Alpaca: 52K instruction-following demonstrations generated in the style of self-instruct using text-davinci-003. (Taori et al. (2023))

The authors use two strategies to generate instructions on top of existing ones which they called:

Example-guided
Topic-guided

Let’s look at them in detail in the following sections.

2.2 Example Guided

Example guided generation follows Wang et al. (2022) & Taori et al. (2023).

Specifically, the authors include only few random examples, and some limited constraints as shown in the example prompt in Figure 1.

Newer instructions are generated by providing these examples from existing datasets - Self-Instruct (\(X_{SI}\)), P3 (\(X_{P3}\)) & FLAN (\(X_{FLAN}\)).

Note

The number of in-context examples used for generation of \(X_{SI}\) is 3 whereas for \(X_{P3}\) & \(X_{FLAN}\) is 2. This is because the instructions in \(X_{P3}\) & \(X_{FLAN}\) are longer in length compared to \(X_{SI}\). This is due to token limits of ChatGPT.

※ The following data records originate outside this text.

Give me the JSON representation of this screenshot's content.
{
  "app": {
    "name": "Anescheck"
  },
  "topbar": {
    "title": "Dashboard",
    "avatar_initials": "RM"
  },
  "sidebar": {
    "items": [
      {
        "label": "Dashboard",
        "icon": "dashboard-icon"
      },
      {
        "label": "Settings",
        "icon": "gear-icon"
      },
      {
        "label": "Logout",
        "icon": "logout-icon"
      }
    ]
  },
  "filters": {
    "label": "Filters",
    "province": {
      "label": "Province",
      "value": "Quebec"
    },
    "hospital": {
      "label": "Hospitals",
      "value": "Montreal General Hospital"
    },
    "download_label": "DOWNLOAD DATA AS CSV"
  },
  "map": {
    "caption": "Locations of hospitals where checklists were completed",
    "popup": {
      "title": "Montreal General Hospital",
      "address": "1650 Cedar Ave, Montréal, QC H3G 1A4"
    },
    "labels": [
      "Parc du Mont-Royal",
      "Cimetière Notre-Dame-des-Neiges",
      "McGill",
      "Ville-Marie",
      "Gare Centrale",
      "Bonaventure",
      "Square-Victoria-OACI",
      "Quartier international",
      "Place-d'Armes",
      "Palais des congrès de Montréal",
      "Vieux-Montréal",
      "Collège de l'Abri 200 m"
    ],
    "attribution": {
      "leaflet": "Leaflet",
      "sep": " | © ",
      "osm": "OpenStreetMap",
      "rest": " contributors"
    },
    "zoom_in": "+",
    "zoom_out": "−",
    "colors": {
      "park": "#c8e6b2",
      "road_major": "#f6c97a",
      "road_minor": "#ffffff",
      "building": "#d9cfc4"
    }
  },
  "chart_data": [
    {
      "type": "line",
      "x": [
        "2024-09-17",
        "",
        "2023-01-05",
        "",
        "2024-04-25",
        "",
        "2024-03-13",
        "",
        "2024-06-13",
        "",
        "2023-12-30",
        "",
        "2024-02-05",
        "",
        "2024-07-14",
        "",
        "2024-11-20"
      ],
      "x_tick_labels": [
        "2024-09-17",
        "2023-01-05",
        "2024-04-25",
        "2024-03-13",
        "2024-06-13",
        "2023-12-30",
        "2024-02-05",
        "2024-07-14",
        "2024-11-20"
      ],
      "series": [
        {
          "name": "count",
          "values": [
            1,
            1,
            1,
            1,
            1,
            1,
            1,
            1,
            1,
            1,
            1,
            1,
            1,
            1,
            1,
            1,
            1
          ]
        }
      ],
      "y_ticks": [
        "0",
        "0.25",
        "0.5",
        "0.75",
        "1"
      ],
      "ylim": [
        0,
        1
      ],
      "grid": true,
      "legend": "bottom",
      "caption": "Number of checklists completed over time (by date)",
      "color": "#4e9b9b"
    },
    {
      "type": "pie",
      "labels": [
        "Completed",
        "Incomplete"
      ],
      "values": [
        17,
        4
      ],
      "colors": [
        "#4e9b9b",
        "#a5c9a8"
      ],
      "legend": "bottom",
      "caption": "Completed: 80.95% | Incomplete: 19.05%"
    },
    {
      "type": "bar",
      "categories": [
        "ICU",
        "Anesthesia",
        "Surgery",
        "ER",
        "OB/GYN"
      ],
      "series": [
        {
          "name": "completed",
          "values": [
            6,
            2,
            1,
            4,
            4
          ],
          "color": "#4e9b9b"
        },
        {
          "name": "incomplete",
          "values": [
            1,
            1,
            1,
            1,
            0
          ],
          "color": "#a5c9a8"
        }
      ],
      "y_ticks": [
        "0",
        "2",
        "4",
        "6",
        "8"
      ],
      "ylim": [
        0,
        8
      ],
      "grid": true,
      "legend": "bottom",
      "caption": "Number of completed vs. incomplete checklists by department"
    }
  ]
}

Figure 1: An example of instruction generation prompt based on three random examples from self-instruct

To generate your own instructions using ChatGPT, either paste the above prompt in ChatGPT, or we can use the openai API like so:

Code

import openai
openai.api_key = "sk_" #Your API key goes here 

N = 20
examples = [
    'What are some things you can do to de-stress?', 
    'How can individuals and organizations reduce unconscious bias?',
    'Write a program to compute the sum of integers from k to n.'
]

prompt=f"""
<example>{examples[0]}</example>
<example>{examples[1]}</example>
<example>{examples[2]}</example>

Generate {N} diverse examples that are similar to the provided examples.
You do not need to provide a response to the generated examples.
Each example must include an instruction.
Each generated instruction can be either an imperative sentence or a question.
Each example must start with the label "<example>" and end with the label "</example>".
"""

messages = [{"role": "user", "content": prompt}]
response = openai.ChatCompletion.create(
    model='gpt-3.5-turbo',
    messages=messages,
    temperature=0, # not specified in the paper 
)
response.choices[0].message["content"]

In the above code, you can see how we can easily replace the examples list with a function that looks like - get_random_examples(n=3, subset='self-instruct') and based on that get example instructions from the existing datasets. By using different subsets, we can generate different examples.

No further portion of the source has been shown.